Ciao Giuseppe, come è nata in te la passione per il teatro?

La passione per il teatro nasce sin da piccino. Avevo appena 9 anni quando quasi per caso mi ritrovai in scena… E’ stato un innamorarsi sempre più di quest’arte che pian piano è entrata nella mia vita, diventandone punto fondamentale… Adesso non riesco più ad immaginare la mia vita senza teatro.

Seppur giovanissimo hai interpretato già moltissimi personaggi, ce n’è uno che hai sentito più tuo e perché?

E’ vero, nonostante i miei 20 anni ho interpretato ruoli più o meno importanti… Se c’è un ruolo a cui sono particolarmente legato è quello di “Luca Malavoglia”, che mi ha dato la possibilità di scavare dentro me, dentro la mia anima, con la possibilità di crescere come uomo ancora prima di crescere come attore. Devo molto a questo ruolo e al regista Ferro, che mi è stato vicino in questo percorso. Un’emozione, quella di vestire questi panni, che mi ha segnato per la vita…

A parte ad avere lavorato con grandi professionisti in importanti tournée, hai anche portato in scena un monologo tutto tuo: “Un fatto umano”.

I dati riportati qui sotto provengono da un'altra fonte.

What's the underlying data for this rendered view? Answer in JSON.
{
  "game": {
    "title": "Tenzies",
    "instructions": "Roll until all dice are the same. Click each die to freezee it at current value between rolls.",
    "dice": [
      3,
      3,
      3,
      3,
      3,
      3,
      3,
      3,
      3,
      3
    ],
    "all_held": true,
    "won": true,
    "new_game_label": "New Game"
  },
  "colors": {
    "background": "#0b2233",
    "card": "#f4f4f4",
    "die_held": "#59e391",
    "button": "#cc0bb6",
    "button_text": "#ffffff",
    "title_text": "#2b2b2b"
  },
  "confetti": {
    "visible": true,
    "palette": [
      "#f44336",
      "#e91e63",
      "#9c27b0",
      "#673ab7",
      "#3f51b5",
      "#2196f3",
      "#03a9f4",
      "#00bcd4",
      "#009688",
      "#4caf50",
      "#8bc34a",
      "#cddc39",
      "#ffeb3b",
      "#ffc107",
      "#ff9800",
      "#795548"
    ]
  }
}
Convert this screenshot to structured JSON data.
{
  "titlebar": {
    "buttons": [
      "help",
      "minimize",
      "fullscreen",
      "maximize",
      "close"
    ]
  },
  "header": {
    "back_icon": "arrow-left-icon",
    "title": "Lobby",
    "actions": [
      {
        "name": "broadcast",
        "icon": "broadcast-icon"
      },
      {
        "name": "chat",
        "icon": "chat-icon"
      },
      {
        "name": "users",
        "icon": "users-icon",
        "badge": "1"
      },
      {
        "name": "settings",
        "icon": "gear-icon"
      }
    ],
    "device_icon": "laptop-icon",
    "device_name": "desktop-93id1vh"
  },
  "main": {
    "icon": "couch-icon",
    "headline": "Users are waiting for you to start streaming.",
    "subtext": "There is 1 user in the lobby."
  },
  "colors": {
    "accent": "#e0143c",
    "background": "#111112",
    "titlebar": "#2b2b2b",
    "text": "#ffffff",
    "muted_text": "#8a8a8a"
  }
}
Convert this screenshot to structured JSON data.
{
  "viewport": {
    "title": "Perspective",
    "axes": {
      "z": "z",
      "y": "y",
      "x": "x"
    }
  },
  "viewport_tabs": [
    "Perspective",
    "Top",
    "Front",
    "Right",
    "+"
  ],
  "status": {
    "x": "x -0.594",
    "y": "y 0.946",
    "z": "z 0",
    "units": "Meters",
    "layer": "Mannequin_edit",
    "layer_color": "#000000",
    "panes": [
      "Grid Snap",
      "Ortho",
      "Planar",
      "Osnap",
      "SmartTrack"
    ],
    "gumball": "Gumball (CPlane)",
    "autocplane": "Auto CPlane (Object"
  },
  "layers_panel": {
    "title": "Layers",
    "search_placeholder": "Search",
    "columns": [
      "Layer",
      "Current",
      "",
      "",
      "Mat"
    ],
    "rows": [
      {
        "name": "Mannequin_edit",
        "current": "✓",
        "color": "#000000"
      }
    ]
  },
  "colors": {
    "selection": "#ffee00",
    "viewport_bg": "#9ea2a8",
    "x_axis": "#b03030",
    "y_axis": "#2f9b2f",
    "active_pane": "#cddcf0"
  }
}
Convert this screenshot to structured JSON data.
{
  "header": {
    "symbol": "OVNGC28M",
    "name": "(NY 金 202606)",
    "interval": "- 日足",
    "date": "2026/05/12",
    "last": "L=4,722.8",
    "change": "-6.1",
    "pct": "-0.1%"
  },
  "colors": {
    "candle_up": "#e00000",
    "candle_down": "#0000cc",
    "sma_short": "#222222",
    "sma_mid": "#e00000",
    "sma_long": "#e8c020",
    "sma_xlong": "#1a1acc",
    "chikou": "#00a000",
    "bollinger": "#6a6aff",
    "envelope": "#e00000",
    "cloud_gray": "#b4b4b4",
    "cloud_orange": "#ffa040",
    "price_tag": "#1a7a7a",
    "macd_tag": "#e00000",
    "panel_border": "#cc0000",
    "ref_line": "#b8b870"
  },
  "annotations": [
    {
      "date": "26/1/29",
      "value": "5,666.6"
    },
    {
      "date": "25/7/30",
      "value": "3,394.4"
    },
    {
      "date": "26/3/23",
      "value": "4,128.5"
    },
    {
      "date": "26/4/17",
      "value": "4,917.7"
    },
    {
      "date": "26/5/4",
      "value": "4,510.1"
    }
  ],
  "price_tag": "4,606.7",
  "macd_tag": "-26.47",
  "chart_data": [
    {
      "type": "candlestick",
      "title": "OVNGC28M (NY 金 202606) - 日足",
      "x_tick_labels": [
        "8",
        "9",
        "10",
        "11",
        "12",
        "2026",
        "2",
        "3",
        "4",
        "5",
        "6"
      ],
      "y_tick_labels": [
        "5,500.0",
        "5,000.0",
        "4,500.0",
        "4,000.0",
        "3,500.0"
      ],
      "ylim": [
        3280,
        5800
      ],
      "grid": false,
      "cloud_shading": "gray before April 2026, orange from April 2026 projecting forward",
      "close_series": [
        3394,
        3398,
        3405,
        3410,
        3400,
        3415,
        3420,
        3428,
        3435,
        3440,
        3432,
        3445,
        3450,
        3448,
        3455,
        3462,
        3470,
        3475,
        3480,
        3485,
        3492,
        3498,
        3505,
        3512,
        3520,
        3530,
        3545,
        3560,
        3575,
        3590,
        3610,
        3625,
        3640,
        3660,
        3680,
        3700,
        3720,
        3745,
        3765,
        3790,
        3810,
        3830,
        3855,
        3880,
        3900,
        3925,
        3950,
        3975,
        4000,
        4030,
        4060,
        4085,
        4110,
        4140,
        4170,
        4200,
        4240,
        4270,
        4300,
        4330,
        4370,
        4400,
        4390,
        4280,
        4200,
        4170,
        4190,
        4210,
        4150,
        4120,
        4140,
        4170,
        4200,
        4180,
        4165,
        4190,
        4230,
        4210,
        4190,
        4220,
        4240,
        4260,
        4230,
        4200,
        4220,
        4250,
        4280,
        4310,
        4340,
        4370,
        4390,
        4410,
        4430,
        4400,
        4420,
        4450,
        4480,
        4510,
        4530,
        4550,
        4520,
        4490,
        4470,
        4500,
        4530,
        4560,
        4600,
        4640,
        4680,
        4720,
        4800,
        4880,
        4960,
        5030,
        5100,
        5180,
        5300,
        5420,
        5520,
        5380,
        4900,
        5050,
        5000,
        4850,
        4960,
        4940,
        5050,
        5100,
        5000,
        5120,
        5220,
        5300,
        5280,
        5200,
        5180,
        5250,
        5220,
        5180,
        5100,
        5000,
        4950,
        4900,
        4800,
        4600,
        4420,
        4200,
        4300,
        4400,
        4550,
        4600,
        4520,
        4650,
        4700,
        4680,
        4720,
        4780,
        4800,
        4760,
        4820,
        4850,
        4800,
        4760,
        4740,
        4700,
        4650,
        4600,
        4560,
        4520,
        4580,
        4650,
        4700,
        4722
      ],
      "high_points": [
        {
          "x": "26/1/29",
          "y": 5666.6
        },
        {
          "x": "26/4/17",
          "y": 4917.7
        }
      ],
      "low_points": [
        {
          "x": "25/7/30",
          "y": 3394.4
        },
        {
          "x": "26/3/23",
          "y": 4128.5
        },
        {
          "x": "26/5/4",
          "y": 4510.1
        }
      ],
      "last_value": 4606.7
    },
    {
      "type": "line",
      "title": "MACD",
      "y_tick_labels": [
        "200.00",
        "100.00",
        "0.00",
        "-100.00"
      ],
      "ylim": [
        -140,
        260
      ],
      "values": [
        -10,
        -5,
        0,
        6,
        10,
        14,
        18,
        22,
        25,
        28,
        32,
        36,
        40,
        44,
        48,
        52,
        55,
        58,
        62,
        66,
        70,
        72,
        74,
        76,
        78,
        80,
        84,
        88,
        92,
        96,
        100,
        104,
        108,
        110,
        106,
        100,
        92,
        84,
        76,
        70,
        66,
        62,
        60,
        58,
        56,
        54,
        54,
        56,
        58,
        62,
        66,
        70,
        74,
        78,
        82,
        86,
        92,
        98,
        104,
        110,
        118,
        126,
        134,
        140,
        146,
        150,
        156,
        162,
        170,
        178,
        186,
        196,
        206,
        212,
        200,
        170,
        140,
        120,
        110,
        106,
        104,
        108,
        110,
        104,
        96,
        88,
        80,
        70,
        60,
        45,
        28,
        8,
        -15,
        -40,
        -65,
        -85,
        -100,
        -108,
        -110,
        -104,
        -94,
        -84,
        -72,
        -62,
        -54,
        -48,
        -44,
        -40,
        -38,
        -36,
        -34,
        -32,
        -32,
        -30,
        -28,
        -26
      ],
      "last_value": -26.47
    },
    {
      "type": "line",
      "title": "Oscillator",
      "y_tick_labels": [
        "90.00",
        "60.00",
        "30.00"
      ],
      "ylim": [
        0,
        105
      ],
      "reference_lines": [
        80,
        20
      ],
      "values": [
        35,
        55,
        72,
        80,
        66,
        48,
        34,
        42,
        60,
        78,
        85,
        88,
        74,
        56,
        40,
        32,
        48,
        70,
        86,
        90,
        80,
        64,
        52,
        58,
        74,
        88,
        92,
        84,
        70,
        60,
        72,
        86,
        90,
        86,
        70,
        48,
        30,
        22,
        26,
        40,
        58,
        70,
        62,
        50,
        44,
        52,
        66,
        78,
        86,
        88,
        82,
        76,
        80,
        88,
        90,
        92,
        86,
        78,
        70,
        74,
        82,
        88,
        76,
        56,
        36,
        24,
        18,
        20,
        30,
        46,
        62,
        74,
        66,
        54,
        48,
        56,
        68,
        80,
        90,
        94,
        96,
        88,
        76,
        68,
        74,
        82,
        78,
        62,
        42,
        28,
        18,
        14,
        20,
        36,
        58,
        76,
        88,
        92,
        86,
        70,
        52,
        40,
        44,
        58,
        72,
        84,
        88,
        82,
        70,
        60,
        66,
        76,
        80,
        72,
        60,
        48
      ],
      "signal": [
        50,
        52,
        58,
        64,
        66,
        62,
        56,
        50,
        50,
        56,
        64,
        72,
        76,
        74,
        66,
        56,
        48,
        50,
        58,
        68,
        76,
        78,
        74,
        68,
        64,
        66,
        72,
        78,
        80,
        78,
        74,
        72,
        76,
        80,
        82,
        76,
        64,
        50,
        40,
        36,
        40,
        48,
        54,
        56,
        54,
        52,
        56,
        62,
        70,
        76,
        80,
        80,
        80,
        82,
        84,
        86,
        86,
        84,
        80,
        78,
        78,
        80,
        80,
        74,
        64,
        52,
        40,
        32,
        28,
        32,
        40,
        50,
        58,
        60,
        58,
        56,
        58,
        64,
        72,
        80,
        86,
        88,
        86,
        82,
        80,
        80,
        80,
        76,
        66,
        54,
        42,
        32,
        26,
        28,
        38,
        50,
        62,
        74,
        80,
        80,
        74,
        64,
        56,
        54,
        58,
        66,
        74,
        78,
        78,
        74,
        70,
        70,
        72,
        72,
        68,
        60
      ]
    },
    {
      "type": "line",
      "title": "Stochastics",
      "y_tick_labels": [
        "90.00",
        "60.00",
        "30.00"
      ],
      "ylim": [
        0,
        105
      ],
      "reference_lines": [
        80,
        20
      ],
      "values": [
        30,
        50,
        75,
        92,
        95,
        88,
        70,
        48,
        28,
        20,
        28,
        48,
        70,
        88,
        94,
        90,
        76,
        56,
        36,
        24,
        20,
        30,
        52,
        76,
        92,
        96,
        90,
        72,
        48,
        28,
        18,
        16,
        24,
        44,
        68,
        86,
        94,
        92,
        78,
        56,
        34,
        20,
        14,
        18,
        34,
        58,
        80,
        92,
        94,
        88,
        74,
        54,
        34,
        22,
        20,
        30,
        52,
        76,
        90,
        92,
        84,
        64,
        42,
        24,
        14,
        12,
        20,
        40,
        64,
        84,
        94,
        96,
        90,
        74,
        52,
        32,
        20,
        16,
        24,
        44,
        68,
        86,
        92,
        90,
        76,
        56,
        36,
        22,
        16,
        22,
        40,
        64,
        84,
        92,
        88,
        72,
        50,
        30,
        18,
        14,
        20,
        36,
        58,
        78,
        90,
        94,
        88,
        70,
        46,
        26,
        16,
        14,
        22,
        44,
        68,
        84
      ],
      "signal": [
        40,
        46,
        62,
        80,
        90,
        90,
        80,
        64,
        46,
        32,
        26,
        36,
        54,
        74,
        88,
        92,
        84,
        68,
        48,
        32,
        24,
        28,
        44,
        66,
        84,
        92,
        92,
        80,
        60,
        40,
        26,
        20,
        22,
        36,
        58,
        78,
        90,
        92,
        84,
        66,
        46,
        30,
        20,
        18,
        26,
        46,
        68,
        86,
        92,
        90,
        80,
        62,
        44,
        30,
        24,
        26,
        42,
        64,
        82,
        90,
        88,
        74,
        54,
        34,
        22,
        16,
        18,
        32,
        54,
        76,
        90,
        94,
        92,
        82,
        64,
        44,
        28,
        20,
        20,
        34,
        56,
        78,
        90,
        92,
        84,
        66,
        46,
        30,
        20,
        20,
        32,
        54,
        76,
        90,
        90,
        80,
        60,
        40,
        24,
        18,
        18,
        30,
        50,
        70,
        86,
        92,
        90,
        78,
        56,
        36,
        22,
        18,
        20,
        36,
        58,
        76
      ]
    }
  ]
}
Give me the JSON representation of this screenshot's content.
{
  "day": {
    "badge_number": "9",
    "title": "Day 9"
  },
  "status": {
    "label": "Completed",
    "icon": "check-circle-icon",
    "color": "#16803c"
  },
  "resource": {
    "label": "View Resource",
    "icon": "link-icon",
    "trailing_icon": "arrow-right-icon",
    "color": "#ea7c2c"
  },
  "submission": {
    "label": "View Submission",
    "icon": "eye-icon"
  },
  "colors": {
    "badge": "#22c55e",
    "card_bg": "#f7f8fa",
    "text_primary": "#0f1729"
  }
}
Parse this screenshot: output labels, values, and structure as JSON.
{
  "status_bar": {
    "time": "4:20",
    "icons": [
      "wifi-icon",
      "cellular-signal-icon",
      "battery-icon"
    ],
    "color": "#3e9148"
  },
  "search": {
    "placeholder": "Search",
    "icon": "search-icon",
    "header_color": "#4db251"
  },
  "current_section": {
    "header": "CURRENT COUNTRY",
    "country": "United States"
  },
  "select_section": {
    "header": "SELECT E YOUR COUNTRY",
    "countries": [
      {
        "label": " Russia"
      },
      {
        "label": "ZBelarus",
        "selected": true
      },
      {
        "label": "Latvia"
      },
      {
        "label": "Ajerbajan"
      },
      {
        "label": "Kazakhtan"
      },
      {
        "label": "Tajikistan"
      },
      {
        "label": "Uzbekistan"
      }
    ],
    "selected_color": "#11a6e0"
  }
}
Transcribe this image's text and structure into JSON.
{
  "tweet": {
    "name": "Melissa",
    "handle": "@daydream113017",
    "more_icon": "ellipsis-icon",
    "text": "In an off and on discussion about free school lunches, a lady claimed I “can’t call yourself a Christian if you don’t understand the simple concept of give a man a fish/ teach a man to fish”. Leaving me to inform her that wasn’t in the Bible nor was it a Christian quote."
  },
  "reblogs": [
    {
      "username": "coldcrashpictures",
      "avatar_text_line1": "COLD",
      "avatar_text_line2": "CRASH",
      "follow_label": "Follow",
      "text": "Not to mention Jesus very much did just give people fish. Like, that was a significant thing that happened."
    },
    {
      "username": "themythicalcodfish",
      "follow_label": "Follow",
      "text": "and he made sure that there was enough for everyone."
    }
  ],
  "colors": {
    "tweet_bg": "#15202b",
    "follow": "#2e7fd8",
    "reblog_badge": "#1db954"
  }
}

Essendo siciliano, sono cresciuto con la consapevolezza che in questa terra fare qualsiasi cosa è doppiamente difficile… La Mafia, che tutt’ora è present,e non ci ha mai dato la possibilità di respirare. La Mafia si combatte parlandone, studiando e trasmettendo… e allora, perché non mettere in scena uno spettacolo di denuncia? Uno spettacolo dove poter comunicare alla mia generazione la voglia di voltare pagina, la voglia di rivalsa, seguendo l’esempio di Falcone, Borsellino, Impastato e tutti gli altri? Così nasce nel novembre del 2018 nasce “UN FATTO UMANO”…

Oggi il teatro vive un momento in qualche modo di crisi. Molti attori vengono dalla televisione, vengono utlizzati microfoni in scena e la qualità è calata. Cosa ne pensi di questo?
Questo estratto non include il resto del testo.